MEDICINE HAT, AB — The city’s Parks and Recreation department is making adjustments to park maintenance based on usage.
The changes were brought forward Monday in an update presented to the public services committee.
“As part of our 2019-2022 operating budget, what we’re looking at is instituting is service level changes based on utilization for our parks throughout the city,” said James Will, general manger of parks and recreation with the city. “What that means is we’re looking at areas that are utilized less by the public, and looking at making some adjustments to the service levels and maintenance standards.”
The city currently divides park maintenance into different classes, based on usage.

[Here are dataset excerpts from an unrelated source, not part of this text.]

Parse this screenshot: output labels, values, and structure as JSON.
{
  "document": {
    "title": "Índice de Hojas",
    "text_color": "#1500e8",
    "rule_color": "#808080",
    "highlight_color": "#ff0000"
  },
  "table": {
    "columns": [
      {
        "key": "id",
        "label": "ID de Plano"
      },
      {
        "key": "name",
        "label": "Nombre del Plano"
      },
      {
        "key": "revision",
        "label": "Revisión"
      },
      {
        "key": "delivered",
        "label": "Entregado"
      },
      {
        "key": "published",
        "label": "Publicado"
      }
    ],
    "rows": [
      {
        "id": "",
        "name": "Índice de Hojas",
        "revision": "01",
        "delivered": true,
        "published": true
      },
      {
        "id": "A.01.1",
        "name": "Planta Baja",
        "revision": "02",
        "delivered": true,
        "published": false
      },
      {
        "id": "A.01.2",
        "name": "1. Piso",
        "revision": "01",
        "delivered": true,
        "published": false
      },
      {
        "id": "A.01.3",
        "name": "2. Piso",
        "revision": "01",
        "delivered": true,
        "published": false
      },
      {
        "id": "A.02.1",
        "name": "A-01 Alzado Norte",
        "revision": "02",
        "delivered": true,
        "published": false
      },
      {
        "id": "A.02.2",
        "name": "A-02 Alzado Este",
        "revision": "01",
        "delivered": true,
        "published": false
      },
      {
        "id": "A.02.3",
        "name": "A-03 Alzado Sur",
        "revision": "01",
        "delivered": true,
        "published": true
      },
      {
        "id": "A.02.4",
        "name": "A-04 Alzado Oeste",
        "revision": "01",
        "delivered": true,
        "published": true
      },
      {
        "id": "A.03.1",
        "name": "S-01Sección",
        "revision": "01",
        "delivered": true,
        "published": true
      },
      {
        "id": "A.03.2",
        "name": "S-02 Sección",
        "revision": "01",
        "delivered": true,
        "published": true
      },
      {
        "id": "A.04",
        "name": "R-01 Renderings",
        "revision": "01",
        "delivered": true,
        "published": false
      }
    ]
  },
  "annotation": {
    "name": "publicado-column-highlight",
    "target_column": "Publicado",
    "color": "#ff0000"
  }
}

Sports fields and parks such as Kin Coulee Park receive the highest amount of usage, and maintenance to those parks will be unchanged.
The changes will primarily impact parks with moderate to low traffic and use, with minimal amenities and pocket parks, along with median and boulevard green space.
“Areas like Kin Coulee, larger community parks, would not see any service level reduction,” Will said. “I think it's important to note that throughout the city, it isn't going to be a drastic change throughout the city, it's going to be small changes, in a lot of little areas, with hopefully the least amount of impact on the public.”
The changes include reducing the amount of times certain parks are irrigated during the week as well as mowing the grass less frequently.
“One of the things that’s interesting to note about that is that it actually helps with the water retention,” said Will. “When we have a dry climate like Medicine Hat, this region, it helps when we have grass that grows longer, it retains moisture, and it helps us reduce our water cost as well.”
The goal of the changes is to save $200,000 a year on the parks maintenance budget.
“As part of our ongoing operations review, we always look at what our maintenance standards are,” said Will. “We have historically always maintained different maintenance standards for different areas of the city.”
Will says the department will monitor the impact of the changes through the summer.